Вот девятнадцатый год: этот год был одним из самых ужасных в смысле большевицких злодеяний. Тюрьмы Чека были по всей России переполнены, – хватали кого попало, во всех подозревая контрреволюционеров, каждую ночь выгоняли из тюрем мужчин, женщин, юношей на темные улицы, стаскивали с них обувь, платья, кольца, кресты, делили меж собою. Гнали разутых, раздетых по ледяной земле, под зимним ветром, за город, на пустыри, освещали ручным фонарем… Минуту работал пулемет, потом валили, часто недобитых, в яму, кое-как заваливали землей… Кем надо было быть, чтобы бряцать об этом на лире, превращать это в литературу, литературно-мистически закатывать по этому поводу под лоб очи?
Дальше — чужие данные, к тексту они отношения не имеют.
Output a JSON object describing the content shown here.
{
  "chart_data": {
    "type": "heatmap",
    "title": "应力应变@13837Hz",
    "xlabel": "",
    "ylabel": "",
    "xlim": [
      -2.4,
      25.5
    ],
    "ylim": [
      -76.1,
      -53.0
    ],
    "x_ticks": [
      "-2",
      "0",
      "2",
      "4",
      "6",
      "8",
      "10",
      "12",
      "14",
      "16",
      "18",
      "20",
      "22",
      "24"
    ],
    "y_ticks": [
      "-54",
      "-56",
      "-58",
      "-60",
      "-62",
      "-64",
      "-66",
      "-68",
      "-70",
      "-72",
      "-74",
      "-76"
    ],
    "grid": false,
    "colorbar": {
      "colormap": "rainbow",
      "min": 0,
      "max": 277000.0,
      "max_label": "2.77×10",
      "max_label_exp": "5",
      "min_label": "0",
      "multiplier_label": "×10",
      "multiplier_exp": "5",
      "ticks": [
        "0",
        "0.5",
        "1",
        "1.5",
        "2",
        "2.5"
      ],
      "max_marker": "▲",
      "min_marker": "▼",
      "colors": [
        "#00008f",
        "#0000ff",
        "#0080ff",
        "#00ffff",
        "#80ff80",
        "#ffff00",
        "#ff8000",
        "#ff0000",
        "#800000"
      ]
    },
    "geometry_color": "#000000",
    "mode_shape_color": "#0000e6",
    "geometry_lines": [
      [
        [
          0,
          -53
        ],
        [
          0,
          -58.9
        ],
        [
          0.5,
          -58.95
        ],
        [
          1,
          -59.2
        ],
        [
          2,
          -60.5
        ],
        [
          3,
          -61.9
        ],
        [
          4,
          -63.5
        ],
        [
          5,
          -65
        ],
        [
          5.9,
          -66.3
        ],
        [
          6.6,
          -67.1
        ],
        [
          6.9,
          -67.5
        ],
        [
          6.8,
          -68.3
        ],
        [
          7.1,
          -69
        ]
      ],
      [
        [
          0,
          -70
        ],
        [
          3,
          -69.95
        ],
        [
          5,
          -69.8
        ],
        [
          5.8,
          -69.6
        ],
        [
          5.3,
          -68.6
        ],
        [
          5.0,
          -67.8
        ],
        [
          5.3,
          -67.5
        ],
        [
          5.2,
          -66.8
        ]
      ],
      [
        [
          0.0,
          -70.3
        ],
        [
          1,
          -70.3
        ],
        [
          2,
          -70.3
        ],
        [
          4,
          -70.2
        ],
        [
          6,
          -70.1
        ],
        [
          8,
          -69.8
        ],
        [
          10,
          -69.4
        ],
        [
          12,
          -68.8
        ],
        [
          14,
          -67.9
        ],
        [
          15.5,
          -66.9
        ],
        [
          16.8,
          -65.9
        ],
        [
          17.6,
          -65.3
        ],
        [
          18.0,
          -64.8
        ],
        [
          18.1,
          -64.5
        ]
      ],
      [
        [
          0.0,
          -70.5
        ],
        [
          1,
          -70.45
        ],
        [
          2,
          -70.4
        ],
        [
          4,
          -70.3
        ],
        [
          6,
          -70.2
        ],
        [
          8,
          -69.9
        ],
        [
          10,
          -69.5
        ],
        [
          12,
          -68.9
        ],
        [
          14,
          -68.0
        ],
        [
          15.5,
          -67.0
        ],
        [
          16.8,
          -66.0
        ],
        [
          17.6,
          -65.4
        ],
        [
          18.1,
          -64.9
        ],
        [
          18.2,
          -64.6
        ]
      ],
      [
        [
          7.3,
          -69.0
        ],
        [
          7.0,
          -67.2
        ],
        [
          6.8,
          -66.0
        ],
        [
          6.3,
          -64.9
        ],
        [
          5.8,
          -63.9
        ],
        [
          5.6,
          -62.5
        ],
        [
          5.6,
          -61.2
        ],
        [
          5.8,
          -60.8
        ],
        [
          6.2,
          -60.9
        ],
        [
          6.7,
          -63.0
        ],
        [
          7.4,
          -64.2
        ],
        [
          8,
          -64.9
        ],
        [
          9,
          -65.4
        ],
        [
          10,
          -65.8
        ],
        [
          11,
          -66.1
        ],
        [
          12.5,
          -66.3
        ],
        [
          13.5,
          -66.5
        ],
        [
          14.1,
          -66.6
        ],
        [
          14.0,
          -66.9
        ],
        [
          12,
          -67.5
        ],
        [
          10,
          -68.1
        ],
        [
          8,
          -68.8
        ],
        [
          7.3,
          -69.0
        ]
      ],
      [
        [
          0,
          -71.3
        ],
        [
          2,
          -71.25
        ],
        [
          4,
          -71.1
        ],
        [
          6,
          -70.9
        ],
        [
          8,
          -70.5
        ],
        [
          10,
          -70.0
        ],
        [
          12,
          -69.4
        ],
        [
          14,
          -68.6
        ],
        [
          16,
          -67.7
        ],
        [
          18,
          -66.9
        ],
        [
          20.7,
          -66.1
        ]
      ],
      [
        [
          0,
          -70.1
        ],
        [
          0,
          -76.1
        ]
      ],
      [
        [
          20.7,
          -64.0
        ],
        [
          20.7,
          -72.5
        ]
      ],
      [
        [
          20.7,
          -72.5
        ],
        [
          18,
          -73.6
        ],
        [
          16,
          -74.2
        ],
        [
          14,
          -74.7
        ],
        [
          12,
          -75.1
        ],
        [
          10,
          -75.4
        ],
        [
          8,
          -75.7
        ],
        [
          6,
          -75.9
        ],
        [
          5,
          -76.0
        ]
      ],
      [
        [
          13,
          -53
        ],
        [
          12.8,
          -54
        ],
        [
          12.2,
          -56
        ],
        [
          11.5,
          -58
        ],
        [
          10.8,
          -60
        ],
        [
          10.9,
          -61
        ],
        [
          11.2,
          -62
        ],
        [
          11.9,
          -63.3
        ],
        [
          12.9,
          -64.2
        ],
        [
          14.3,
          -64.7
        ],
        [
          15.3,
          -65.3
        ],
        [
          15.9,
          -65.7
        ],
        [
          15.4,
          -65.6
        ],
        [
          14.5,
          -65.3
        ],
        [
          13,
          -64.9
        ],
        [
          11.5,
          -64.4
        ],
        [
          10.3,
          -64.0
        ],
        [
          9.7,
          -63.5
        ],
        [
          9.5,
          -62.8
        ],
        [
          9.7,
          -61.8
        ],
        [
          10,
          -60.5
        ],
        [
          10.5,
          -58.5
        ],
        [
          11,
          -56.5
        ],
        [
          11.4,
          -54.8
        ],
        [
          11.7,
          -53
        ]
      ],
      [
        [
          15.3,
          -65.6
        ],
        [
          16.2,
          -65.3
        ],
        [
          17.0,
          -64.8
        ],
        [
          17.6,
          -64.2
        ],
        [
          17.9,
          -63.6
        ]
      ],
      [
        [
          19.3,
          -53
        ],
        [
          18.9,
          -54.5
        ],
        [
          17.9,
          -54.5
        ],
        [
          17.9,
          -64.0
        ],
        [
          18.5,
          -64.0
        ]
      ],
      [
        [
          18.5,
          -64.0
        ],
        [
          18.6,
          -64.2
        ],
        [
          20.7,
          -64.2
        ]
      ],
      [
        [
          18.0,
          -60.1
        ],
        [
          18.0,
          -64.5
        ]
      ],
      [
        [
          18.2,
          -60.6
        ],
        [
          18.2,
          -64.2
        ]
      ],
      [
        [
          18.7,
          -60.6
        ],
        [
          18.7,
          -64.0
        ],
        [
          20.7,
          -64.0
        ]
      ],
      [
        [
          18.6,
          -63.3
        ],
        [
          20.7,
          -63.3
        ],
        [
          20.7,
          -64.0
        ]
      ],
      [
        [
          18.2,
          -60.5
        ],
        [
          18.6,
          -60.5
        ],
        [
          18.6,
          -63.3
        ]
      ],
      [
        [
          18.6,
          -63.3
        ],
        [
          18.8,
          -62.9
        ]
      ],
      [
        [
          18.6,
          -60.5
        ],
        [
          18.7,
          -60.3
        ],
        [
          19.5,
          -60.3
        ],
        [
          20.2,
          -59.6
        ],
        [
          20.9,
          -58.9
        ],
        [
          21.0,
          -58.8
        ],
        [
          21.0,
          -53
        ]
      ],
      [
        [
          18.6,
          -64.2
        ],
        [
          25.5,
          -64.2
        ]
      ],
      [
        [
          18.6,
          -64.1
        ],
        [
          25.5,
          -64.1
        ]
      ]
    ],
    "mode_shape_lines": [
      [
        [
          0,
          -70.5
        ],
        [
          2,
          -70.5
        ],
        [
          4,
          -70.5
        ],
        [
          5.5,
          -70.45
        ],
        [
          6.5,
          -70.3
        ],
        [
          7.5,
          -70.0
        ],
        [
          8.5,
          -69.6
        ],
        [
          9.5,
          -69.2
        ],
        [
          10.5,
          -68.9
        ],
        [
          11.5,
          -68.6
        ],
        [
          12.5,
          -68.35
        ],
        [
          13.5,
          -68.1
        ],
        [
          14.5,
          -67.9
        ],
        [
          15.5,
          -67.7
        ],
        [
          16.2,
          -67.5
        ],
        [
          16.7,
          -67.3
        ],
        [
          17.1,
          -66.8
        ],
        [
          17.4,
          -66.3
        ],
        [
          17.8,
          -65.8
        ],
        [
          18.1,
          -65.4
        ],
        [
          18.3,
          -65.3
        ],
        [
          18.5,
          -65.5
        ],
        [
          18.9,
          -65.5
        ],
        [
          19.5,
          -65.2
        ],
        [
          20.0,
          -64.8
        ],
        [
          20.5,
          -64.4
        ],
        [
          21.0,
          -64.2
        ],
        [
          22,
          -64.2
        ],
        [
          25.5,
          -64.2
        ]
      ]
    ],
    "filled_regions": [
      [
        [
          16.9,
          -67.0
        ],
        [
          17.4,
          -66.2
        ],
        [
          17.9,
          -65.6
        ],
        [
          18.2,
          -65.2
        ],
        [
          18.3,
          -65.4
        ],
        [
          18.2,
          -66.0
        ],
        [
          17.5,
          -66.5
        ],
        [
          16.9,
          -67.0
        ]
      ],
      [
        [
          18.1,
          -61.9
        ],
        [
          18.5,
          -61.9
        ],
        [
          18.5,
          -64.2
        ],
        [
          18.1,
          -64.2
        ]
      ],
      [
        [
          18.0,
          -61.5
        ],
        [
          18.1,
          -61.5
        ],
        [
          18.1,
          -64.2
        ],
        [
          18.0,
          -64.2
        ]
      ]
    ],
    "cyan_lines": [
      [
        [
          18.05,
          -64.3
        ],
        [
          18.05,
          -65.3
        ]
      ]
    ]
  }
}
А ведь Волошин бряцал:
Носят ведрами спелые гроздья,
Валят ягоды в глубокий ров…
Ах, не гроздья носят, юношей гонят
К черному точилу, давят вино!
Чего стоит одно это томное «ах!»
Но он заливался еще слаще:
Вейте, вейте, снежные стихии,
Заметайте древние гроба!
То есть: канун вам да ладан, милые юноши, гонимые «к черному точилу»! По человечеству жаль вас, конечно, но что ж поделаешь, ведь убийцы чекисты суть «снежные, древние стихии»:
Верю в правоту верховных сил,
Расковавших древние стихии,
И из недр обугленной России
Говорю: «Ты прав, что так судил!»
Надо до алмазного закала
Прокалить всю толщу бытия,
Если же, дров в плавильне мало, —
Господи, вот плоть моя!
Страшней всего то, что это было не чудовище, а толстый и кудрявый эстет, любезный и неутомимый говорун и большой любитель покушать. Почти каждый день, бывая у меня в Одессе весной девятнадцатого года, когда «черное точило», – или, не столь кудряво говоря, Чека на Екатерининской площади, – весьма усердно «прокаляла толщу бытия», он часто читал мне стихи насчет то «снежной», то «обугленной» России, а тотчас после того свои переводы из Анри де Ренье, потом опять пускался в оживленное антропософическое красноречие. И тогда я тотчас говорил ему:
– Максимилиан Александрович, оставьте все это для кого-нибудь другого. Давайте лучше закусим: у меня есть сало и спирт.
И нужно было видеть, как мгновенно обрывалось его красноречие и с каким аппетитом уписывал он, несчастный, голодный, сало, совсем забывши о своей пылкой готовности отдать свою плоть Господу в случае необходимости.